Confirmation Bias as a Human Aspect in Software Engineering

Dr. Gul Calikli, Data Science Lab, Department of Mechanical and Industrial Engineering, Ryerson University, Canada

Tuesday Mar. 26th, 12-1:30pm
Lassonde Building 3033 – LAS3033

Data mining methods are used in empirical software engineering research to predict, diagnose, and plan for various tasks during the software development process. Such prediction models enhance managerial decision-making. All the techniques so far used product and process related metrics in building predictive models.

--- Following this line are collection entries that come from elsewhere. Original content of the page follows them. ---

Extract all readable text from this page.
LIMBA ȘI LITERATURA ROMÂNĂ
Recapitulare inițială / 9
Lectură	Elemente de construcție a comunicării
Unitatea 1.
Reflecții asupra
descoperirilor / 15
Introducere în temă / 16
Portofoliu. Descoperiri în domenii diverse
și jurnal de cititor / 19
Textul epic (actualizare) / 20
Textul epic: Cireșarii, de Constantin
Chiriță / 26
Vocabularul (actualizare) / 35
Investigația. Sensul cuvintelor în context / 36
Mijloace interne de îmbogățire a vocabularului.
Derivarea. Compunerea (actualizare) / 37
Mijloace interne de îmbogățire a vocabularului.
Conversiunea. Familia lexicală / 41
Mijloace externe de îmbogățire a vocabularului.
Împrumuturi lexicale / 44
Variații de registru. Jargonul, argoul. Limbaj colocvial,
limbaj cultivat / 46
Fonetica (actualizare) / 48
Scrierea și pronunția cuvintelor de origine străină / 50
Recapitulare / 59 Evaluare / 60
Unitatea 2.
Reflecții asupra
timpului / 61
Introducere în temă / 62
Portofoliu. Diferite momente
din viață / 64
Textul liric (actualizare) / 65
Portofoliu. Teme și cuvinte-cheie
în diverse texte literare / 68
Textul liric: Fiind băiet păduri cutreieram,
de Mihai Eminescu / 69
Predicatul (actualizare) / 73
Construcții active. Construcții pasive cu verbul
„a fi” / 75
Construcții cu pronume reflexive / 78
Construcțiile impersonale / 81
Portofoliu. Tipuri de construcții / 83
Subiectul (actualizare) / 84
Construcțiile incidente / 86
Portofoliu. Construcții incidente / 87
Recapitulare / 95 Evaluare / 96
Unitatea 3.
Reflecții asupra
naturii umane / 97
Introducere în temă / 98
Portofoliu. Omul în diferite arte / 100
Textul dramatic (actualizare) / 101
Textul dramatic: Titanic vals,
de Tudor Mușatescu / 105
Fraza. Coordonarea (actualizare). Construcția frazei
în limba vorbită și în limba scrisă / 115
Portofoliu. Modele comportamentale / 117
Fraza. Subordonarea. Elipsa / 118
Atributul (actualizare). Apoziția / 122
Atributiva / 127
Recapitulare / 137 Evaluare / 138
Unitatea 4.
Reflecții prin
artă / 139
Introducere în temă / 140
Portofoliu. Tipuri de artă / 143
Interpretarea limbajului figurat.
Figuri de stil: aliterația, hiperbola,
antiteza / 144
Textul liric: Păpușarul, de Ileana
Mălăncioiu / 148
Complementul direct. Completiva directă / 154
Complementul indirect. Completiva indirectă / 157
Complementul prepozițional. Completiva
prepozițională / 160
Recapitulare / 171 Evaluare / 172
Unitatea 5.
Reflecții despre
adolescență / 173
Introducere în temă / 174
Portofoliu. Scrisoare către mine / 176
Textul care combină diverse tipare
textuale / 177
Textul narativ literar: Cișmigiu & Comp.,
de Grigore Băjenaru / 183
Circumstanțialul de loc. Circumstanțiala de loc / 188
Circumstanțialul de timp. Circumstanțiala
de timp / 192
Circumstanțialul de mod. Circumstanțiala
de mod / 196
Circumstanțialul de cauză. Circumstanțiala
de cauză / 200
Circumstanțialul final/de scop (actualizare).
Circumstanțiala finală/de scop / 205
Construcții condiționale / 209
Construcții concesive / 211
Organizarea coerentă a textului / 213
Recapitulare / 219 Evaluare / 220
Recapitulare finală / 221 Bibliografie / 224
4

Aims: Software is designed, implemented and tested by people. Therefore, it is important to gain insight about people’s thought processes and their problem solving skills in order to improve software quality. While solving problems during any phase of the Software Development Life Cycle (SDLC), software engineers employ some heuristics. These heuristics may result in “cognitive biases”, which are defined as patterned deviations of human thought from the laws of logic and mathematics. In this research, we focused on a specific cognitive bias called “confirmation bias”, which is defined as the tendency of people to seek evidence that verifies a hypothesis rather than seeking evidence to falsify a hypothesis.

Method: We defined a methodology to quantify/measure confirmation biases of software engineers by inheriting theories from the grounded work in cognitive psychology literature. We have come up with a “confirmation bias metrics set”.

Results: Our empirical results demonstrated that developers’ confirmation biases have a significant impact on the defect proneness of software. By using developers’ confirmation bias metrics values as input, we built learning-based models to predict defective parts of software, in addition to building models that are learned from static code and churn metrics. The performance of defect prediction models built using only confirmation bias metrics was found to be comparable with the performance of the models that use static code and/or churn metrics. By using confirmation bias metrics, we also built models to predict the defect rates of developer groups, which did not contribute to the development of the past or current releases of a software product, but which are likely to appear in the next releases. In the long run, enhanced form of our models may guide project managers in task assignment issues (i.e., which developers should touch the same source code files and which developers should not, so that software defects rates are minimized).
Conclusions: We believe that next generation of empirical research in software engineering will bring more value to practice through better understanding of developer characteristics. Tool support is also necessary to measure, store and analyze such characteristics.